China has been relying more on exports to compensate for the weakness of domestic demand that Beijing has only recently tried to redress by injecting stimulus into the economy.

The increasingly lopsided picture has generated pushback from a growing number of countries, and the new Trump administration is likely to impose tariffs that would reduce the flow of exports to the US. Countries from South America to Europe have already raised tariff barriers against Chinese goods such as steel and electric vehicles.

Expert views on the possibility of a US-China trade war

Sachchidanand Shukla, Group Chief Economist, Larsen & Toubro, in a recent LinkedIn post, stated that:

“What timing! A ~$1 trn Chinese trade surplus being reported is like poking Trump in the eye as he gets ready to take charge as President again - this headline is sure to draw retaliation sooner than later from him.”

“Importantly, such a huge imbalance in global trade & commerce will also invite global Ire.”

“So folks, fasten your seat belts for the coming trade & currency wars...”

Foreign companies are pulling out money from China

Foreign companies are also pulling money from China, with foreign direct investment liabilities dropping in the first nine months of the year, according to data released on Friday. Should the decline continue for the rest of the year, it would be the first annual net outflow in FDI since at least 1990, when comparable data begins.

The response from Beijing so far has been to promise more support for companies, with the state council announcing Friday it would lift financial support to industries to promote stable foreign trade growth, foster economic development, and stabilize employment.

Chinese companies have been ramping up their export performance over the past few years. By contrast, the slowing economy, increasing electrification and rising replacement of foreign manufactured goods with domestic alternatives are suppressing demand for imports.

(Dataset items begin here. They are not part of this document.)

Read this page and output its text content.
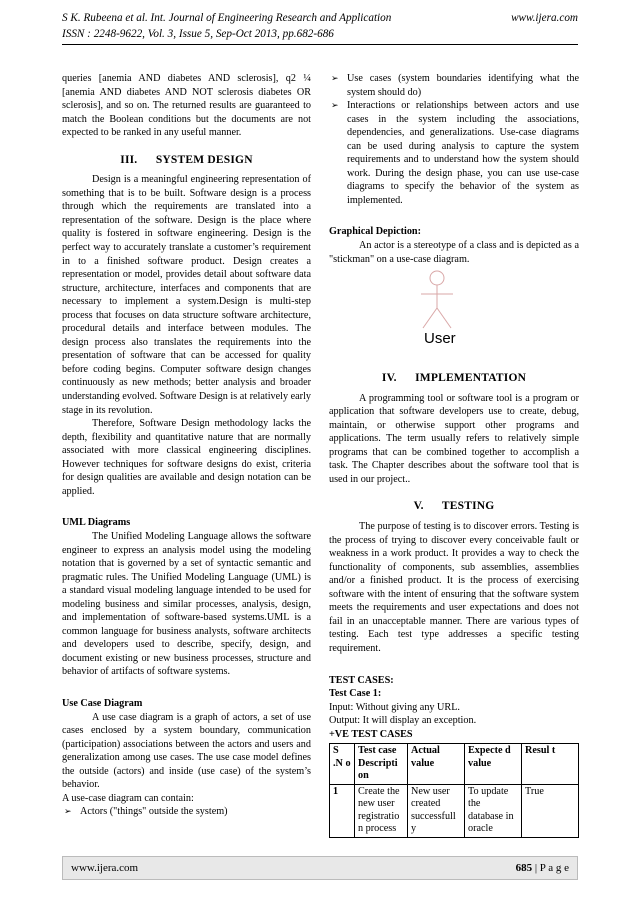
S K. Rubeena et al. Int. Journal of Engineering Research and Application	www.ijera.com
ISSN : 2248-9622, Vol. 3, Issue 5, Sep-Oct 2013, pp.682-686

queries [anemia AND diabetes AND sclerosis], q2 ¼ [anemia AND diabetes AND NOT sclerosis diabetes OR sclerosis], and so on. The returned results are guaranteed to match the Boolean conditions but the documents are not expected to be ranked in any useful manner.

III.      SYSTEM DESIGN

Design is a meaningful engineering representation of something that is to be built. Software design is a process through which the requirements are translated into a representation of the software. Design is the place where quality is fostered in software engineering. Design is the perfect way to accurately translate a customer’s requirement in to a finished software product. Design creates a representation or model, provides detail about software data structure, architecture, interfaces and components that are necessary to implement a system.Design is multi-step process that focuses on data structure software architecture, procedural details and interface between modules. The design process also translates the requirements into the presentation of software that can be accessed for quality before coding begins. Computer software design changes continuously as new methods; better analysis and broader understanding evolved. Software Design is at relatively early stage in its revolution.

Therefore, Software Design methodology lacks the depth, flexibility and quantitative nature that are normally associated with more classical engineering disciplines. However techniques for software designs do exist, criteria for design qualities are available and design notation can be applied.

UML Diagrams

The Unified Modeling Language allows the software engineer to express an analysis model using the modeling notation that is governed by a set of syntactic semantic and pragmatic rules. The Unified Modeling Language (UML) is a standard visual modeling language intended to be used for modeling business and similar processes, analysis, design, and implementation of software-based systems.UML is a common language for business analysts, software architects and developers used to describe, specify, design, and document existing or new business processes, structure and behavior of artifacts of software systems.

Use Case Diagram

A use case diagram is a graph of actors, a set of use cases enclosed by a system boundary, communication (participation) associations between the actors and users and generalization among use cases. The use case model defines the outside (actors) and inside (use case) of the system’s behavior.

A use-case diagram can contain:

➢ Actors ("things" outside the system)
➢ Use cases (system boundaries identifying what the system should do)
➢ Interactions or relationships between actors and use cases in the system including the associations, dependencies, and generalizations. Use-case diagrams can be used during analysis to capture the system requirements and to understand how the system should work. During the design phase, you can use use-case diagrams to specify the behavior of the system as implemented.

Graphical Depiction:

An actor is a stereotype of a class and is depicted as a "stickman" on a use-case diagram.

User
IV.      IMPLEMENTATION

A programming tool or software tool is a program or application that software developers use to create, debug, maintain, or otherwise support other programs and applications. The term usually refers to relatively simple programs that can be combined together to accomplish a task. The Chapter describes about the software tool that is used in our project..

V.      TESTING

The purpose of testing is to discover errors. Testing is the process of trying to discover every conceivable fault or weakness in a work product. It provides a way to check the functionality of components, sub assemblies, assemblies and/or a finished product. It is the process of exercising software with the intent of ensuring that the software system meets the requirements and user expectations and does not fail in an unacceptable manner. There are various types of testing. Each test type addresses a specific testing requirement.

TEST CASES:

Test Case 1:

Input: Without giving any URL.

Output: It will display an exception.

+VE TEST CASES

S .N o	Test case Descripti on	Actual value	Expecte d value	Resul t
1	Create the new user registratio n process	New user created successfull y	To update the database in oracle	True
www.ijera.com	685 | P a g e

The result in October was the third-widest surplus in history that came just below June’s record. The trade surplus calculated in yuan hit 5.2 per cent of nominal gross domestic product in the first nine months of this year, the highest since 2015 and well above the average level for the last decade.

The surplus with the US rose 4.4 per cent so far this year from the same period last year. It increased 9.6 per cent with the European Union and jumped almost 36 per cent with the 10 Southeast Asian nations in ASEAN, the latest data shows, added the Bloomberg report further.

Imbalances are also growing in many other nations. China now exports more goods to almost 170 countries and economies than it buys from them, the most since 2021. A currency war may be brewing as well. India’s central bank has said it’s ready to let the rupee weaken if China lets the yuan drop to counter US tariffs.

A falling yuan would make Chinese exports cheaper and could further widen the surplus with India, which hit $85 billion so far this year, 3 per cent higher than in 2023 and more than double the level five years ago.

Market participants and investors will follow these developments carefully. These developments will help them make better and more informed investment decisions.